Studio album by Hideaki Tokunaga
- Released: 21 May 1989
- Genre: J-pop; kayōkyoku;
- Length: 51:00
- Language: Japanese; English;
- Label: Apollon

Hideaki Tokunaga chronology
| Dear (1988) | Realize (1989) | Hideaki Tokunaga Live (1990) |

Singles from REALIZE
- "Saigo no Iiwake" Released: 25 October 1988; "Koibito" Released: 21 April 1989; "Myself ~Kaze ni Naritai~ / Kokoro no Ball" Released: 21 September 1989;

= Realize (album) =

Realize (リアライズ, Riaraizu) is the fifth studio album by Japanese singer/songwriter Hideaki Tokunaga. Released on May 21, 1989, the album sold over 300,000 copies and peaked at No. 4 in Oricon's albums chart and was ranked at No. 46 in Oricon's 1989 year-ending album chart. It was also certified Gold by the RIAJ.

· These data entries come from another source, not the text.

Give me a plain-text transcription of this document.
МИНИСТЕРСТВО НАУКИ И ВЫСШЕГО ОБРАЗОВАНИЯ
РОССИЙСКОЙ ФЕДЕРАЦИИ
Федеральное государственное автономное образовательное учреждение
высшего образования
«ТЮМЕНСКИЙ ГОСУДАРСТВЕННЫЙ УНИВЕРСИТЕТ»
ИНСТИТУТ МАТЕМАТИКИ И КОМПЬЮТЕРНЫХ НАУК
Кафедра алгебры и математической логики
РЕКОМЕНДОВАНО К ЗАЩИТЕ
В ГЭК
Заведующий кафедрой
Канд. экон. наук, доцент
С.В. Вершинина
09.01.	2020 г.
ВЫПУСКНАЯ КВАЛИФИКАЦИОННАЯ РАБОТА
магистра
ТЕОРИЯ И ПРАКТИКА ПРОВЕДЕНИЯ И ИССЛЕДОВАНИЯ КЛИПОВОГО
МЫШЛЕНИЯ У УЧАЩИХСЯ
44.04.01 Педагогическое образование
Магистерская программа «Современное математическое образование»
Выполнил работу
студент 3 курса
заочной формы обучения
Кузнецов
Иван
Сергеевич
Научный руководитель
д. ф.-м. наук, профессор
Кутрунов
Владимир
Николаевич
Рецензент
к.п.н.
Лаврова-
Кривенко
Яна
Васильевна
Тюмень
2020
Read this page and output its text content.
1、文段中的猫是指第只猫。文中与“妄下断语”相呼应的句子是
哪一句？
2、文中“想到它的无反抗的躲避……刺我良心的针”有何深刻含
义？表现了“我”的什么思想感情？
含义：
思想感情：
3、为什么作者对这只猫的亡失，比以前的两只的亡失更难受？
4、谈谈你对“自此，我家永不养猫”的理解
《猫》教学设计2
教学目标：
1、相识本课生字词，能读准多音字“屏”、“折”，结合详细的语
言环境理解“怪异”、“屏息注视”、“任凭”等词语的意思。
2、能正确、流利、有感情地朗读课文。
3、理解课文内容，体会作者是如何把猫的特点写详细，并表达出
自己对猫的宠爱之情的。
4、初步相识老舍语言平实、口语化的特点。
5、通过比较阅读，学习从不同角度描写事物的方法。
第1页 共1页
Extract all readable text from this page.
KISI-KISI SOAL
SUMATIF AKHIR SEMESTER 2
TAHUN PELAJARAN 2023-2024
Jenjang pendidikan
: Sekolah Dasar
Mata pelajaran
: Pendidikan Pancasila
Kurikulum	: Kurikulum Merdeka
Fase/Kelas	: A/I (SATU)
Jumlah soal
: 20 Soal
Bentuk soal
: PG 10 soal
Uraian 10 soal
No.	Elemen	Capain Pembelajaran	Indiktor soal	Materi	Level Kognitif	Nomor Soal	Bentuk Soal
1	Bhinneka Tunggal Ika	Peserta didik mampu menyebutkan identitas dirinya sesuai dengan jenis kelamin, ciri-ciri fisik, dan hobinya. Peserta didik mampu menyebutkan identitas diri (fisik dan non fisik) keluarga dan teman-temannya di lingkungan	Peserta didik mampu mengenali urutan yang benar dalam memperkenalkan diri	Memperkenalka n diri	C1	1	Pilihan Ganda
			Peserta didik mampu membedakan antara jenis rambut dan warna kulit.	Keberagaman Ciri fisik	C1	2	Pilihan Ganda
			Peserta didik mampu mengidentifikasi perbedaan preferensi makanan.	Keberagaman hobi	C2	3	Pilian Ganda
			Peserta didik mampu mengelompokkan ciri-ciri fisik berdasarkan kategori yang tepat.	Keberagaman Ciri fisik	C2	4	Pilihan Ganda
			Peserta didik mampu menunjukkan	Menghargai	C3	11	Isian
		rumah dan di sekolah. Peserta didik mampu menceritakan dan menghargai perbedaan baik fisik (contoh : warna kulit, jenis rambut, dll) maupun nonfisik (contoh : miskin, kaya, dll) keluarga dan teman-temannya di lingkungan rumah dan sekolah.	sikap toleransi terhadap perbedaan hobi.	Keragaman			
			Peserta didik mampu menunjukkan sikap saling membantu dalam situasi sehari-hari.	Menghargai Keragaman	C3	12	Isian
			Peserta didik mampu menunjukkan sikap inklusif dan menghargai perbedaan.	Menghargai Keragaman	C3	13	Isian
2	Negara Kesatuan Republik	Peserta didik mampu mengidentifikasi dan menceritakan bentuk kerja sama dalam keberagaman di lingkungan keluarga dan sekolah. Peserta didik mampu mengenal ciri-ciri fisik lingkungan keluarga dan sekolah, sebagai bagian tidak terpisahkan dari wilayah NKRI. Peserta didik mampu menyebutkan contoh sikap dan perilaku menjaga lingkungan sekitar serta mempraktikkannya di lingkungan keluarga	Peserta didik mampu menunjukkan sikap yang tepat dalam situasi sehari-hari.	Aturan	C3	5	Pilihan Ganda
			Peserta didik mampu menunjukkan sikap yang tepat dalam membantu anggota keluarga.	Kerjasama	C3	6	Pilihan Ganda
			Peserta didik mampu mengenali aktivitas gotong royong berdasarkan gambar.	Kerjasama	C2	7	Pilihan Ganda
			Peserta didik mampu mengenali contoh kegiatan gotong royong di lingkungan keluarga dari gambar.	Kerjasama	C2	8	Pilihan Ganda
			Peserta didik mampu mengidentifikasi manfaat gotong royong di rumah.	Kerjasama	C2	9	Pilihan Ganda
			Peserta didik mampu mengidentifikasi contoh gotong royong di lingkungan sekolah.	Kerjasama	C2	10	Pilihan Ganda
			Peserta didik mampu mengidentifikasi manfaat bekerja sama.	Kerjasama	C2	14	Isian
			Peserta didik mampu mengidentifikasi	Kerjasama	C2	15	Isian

The album features the singles "Saigo no Iiwake", "Koibito", and "Myself ~Kaze ni Naritai~" / "Kokoro no Ball". The English-language song "You're in the Sky ~Eolia~" was used for TV commercials promoting Panasonic's Eolia air conditioner line.

== Track listing ==
All music is composed by Hideaki Tokunaga and arranged by Ichizo Seo.

| No. | Title | Lyrics | Length |
|---|---|---|---|
| 1. | "Kimi no Ao" ((君の青; "Your Blue")) | Hitoshi Shinohara | 5:37 |
| 2. | "Nemurenai Yoru" ((眠れない夜; "Sleepless Nights")) | Hideaki Tokunaga | 4:21 |
| 3. | "Lovers" (Rabāzu (ラバーズ)) | Shinohara | 4:26 |
| 4. | "You're in the Sky ~Eolia~" | Machiko Ryū | 5:35 |
| 5. | "Soshite Hoshi ni Natta yo" ((そして星になったよ; "And It Became a Star")) | Tokunaga | 4:45 |
| 6. | "Koibito" ((恋人; "Lovers")) | Tokunaga | 4:54 |
| 7. | "Cobalt ni Kieta Blue" (Kobaruto ni Kieta Burū (コバルトに消えたブルー; "The Blue Disappeared into the Cobalt")) | Keiko Asō | 4:52 |
| 8. | "Myself ~Kaze ni Naritai~" (Maiserufu ~Kaze ni Naritai~ (MYSELF 〜風になりたい〜; "Myself ~I Want to Be the Wind~")) | Akira Ohtsu | 5:51 |
| 9. | "Saigo no Iiwake (Los Angeles Mix)" ((最後の言い訳; "Last Excuse")) | Asō | 6:28 |
| 10. | "Boku no Tokei" ((僕の時計; "My Watch")) | Shinohara | 4:12 |

==Personnel==
- Keyboards: Ryoichi Kuniyoshi, Yu Toyama, and Nobuo Kurata
- Bass: Chiharu Mikuzuki
- Drums: Hideo Yamaki, Toru Hasebe
- Guitar: Tsuyoshi Ima, Masaki Matsubara, and Jun Kakuda
- Saxophone: Jake H. Conception
- Manipulator: Nobuhiko Nakayama, Keiji Urata, and Jun Toyama
- Chorus: Takafumi Hiyama, Yasuhiro Kido, and Junko Hirotani

==Charts==

| Chart (1989) | Peak position |
|---|---|
| Japanese Oricon Albums Chart | 4 |

== Certification ==

| Region | Certification | Certified units/sales |
| Japan (RIAJ) | Gold | 200,000^{^} |
^{^} Shipments figures based on certification alone.